# Not read the book?...



## DB1 (Jan 20, 2012)

I wondered how Dudley was always one step ahead...


----------



## Muttley Brody (Feb 14, 2012)

What a clever boy 

Lovely photos.


----------



## Scarlett (Dec 15, 2011)

Adorable pictures  What a smart boy


----------



## Janev1000 (Oct 4, 2011)

Great pics! He's growing fast! What a handsome boy!


----------



## Sezra (May 20, 2011)

Oh he is a cutie! Great pictures!


----------



## caradunne (Nov 29, 2010)

Is it more effective in teaching him good behaviour than treating?


----------



## mandym (Jun 5, 2011)

Haha love it! xxx


----------



## Emily+Harry (Mar 31, 2012)

Haha what fantastic pictures!!!x


----------



## helenboden (Nov 1, 2011)

*Dudley*

Ha ha xx Love the pictures xx how do you post pictures I have tried and tried but it just doesnt work !!!


----------



## DB1 (Jan 20, 2012)

caradunne said:


> Is it more effective in teaching him good behaviour than treating?


No! I meant he doesn't fall for any of the training tips now that he's read it!! oh if only they really could read and then behave perfectly!!


----------



## DB1 (Jan 20, 2012)

helenboden said:


> Ha ha xx Love the pictures xx how do you post pictures I have tried and tried but it just doesnt work !!!


Helen - I can get pictures on here but not onto e-mails!! I just signed up to photobucket and then copy them onto here - been a few threads how to and think there's a sticky on one somewhere.


----------



## Anna (Dec 6, 2011)

Lovely picture, he looks just like my Rufus even have the same collar ! 

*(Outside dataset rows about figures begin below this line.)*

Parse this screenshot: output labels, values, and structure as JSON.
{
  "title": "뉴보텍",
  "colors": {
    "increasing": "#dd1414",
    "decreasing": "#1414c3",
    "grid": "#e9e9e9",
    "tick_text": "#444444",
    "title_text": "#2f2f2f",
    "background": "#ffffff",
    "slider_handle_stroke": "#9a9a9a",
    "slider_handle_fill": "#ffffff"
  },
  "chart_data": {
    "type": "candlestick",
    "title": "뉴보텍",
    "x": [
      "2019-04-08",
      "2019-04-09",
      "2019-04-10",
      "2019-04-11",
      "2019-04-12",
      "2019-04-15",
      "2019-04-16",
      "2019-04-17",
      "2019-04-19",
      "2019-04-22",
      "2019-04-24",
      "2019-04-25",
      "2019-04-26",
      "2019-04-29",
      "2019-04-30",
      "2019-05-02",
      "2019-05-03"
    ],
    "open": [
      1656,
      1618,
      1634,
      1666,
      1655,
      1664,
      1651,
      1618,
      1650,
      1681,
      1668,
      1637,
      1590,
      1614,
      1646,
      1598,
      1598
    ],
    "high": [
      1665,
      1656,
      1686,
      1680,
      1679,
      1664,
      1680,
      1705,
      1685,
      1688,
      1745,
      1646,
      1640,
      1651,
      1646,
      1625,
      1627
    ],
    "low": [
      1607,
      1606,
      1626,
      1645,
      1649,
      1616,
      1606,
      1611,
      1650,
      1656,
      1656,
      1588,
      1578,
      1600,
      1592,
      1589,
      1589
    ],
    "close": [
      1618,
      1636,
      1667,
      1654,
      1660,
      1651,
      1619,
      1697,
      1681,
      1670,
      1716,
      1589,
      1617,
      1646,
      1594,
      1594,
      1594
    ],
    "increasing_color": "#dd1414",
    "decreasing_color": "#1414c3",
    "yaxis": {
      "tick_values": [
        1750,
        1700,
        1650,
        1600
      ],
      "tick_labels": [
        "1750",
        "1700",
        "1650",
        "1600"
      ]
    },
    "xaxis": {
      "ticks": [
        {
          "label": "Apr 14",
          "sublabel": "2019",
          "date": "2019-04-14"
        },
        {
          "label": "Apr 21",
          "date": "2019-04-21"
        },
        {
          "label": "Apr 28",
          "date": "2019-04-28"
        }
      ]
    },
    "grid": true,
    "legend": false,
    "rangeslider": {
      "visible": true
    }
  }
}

Sent from my iPhone using Tapatalk


----------



## Kodysmom (Feb 11, 2012)

:laugh: what a cute pic. He should be trainined in no time.


----------



## loriwass8803 (Jan 15, 2012)

Great Pictures! He's adorable.


----------



## ali-s.j. (Jun 6, 2011)

Well done Dudley :laugh:


----------



## Jeanie (Jan 23, 2012)

Brilliant. I love it. 


Jeanie 😉
http://pdgm.pitapata.com/xfpV.png?Q1pT6eHd


----------



## S.Claire (Sep 1, 2011)

Fantastic! Love it xx


----------



## lady amanda (Nov 26, 2010)

hahhahah, that is awesome! Lady isn't so much a reader....but my bunny likes to peek through the IKEA catalogue.


----------